With all the strength I had in my fingertips, I clutched it for dear life. The single other option was to let go and slip downward into the bottomless sea. No one would even be aware if it happened.
It was scary inside. Trapped there, my eyes and ears were where my waist should have been. The blackness, the churning water and the blurred sounds struck me as the way it must be for a fetus, confined tightly in its mother’s womb, to be floating in the swirling pool of amniotic fluid.
In the confined space, I forced my head backwards and looked up. There above me, as though peering through a pipe, I could make out the round circle of the noontime sky. To my horror, it had turned from brilliant sunshine into a menacingly dark void. When we set out that morning, none of us had been aware that a serious storm was brewing. Now we were its victims.

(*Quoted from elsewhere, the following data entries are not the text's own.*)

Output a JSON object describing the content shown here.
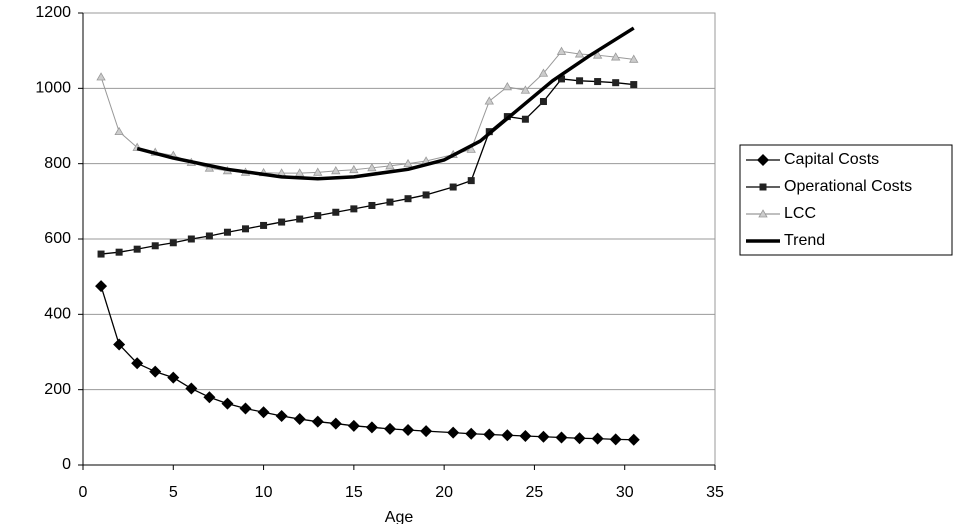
{
  "chart_data": {
    "type": "line",
    "x_label": "Age",
    "xlim": [
      0,
      35
    ],
    "xticks": [
      0,
      5,
      10,
      15,
      20,
      25,
      30,
      35
    ],
    "ylim": [
      0,
      1200
    ],
    "yticks": [
      0,
      200,
      400,
      600,
      800,
      1000,
      1200
    ],
    "grid": true,
    "legend": "right",
    "series": [
      {
        "name": "Capital Costs",
        "color": "#000000",
        "marker": "diamond",
        "x": [
          1,
          2,
          3,
          4,
          5,
          6,
          7,
          8,
          9,
          10,
          11,
          12,
          13,
          14,
          15,
          16,
          17,
          18,
          19,
          20.5,
          21.5,
          22.5,
          23.5,
          24.5,
          25.5,
          26.5,
          27.5,
          28.5,
          29.5,
          30.5
        ],
        "values": [
          475,
          320,
          270,
          248,
          232,
          203,
          180,
          163,
          150,
          140,
          130,
          122,
          115,
          110,
          104,
          100,
          96,
          93,
          90,
          86,
          83,
          81,
          79,
          77,
          75,
          73,
          71,
          70,
          68,
          67
        ]
      },
      {
        "name": "Operational Costs",
        "color": "#000000",
        "marker": "square",
        "x": [
          1,
          2,
          3,
          4,
          5,
          6,
          7,
          8,
          9,
          10,
          11,
          12,
          13,
          14,
          15,
          16,
          17,
          18,
          19,
          20.5,
          21.5,
          22.5,
          23.5,
          24.5,
          25.5,
          26.5,
          27.5,
          28.5,
          29.5,
          30.5
        ],
        "values": [
          560,
          565,
          573,
          582,
          590,
          600,
          608,
          618,
          627,
          636,
          645,
          653,
          662,
          671,
          680,
          689,
          698,
          707,
          717,
          738,
          755,
          885,
          925,
          918,
          965,
          1025,
          1020,
          1018,
          1015,
          1010
        ]
      },
      {
        "name": "LCC",
        "color": "#999999",
        "marker": "triangle",
        "x": [
          1,
          2,
          3,
          4,
          5,
          6,
          7,
          8,
          9,
          10,
          11,
          12,
          13,
          14,
          15,
          16,
          17,
          18,
          19,
          20.5,
          21.5,
          22.5,
          23.5,
          24.5,
          25.5,
          26.5,
          27.5,
          28.5,
          29.5,
          30.5
        ],
        "values": [
          1030,
          885,
          843,
          830,
          822,
          803,
          788,
          781,
          777,
          776,
          775,
          775,
          777,
          781,
          784,
          789,
          794,
          800,
          807,
          824,
          838,
          966,
          1004,
          995,
          1040,
          1098,
          1091,
          1088,
          1083,
          1077
        ]
      },
      {
        "name": "Trend",
        "color": "#000000",
        "marker": "none",
        "x": [
          3,
          5,
          8,
          11,
          13,
          15,
          18,
          20,
          22,
          24,
          26,
          28,
          30.5
        ],
        "values": [
          840,
          815,
          785,
          765,
          760,
          765,
          785,
          810,
          860,
          940,
          1020,
          1085,
          1160
        ]
      }
    ]
  }
}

The agitated waves were tossing me about like a scrap of buoyant balsa wood. In the scale of things, I knew the three of us were completely insignificant in that broad expanse of sea; only small flotsam. Or were we jetsam? I wasn’t sure.
I desperately needed to see what was happening. This I realized would take more strength than I feared I had. Submerged to where the water was sloshing under my chin, I studied the situation. I found that when a strong wave hit, I was pushed upward. Gearing for the next upsurge, I pulled with all my might and peered over the neck of the vest. What I then saw for the first time was the severity of our predicament. Beyond our debris there was only water. No land in sight. No other vessels of any kind.
It was too exhausting to hang on any longer and I let myself once again slip down into the inky, suffocating blackness. I remember being astonishingly clear headed wondering if the Japanese babysitter would wait for my parents to organize their rescue mission from the other side of the world. Yes, our little boys would have a good life with them in Minnesota. But, still ….
Suddenly I heard a muffled sound. It came through the distorted layers of my sodden jacket and sounded like Gordon was shouting “ship”!!!Hope suddenly surged through me. Painstakingly I pulled myself upward with my fingertips and looked over the neck of the jacket. Yes, I could just make out a ship in the far distance. It, of course, could see us, couldn’t it? And, yes, it was turning in our direction, wasn’t it?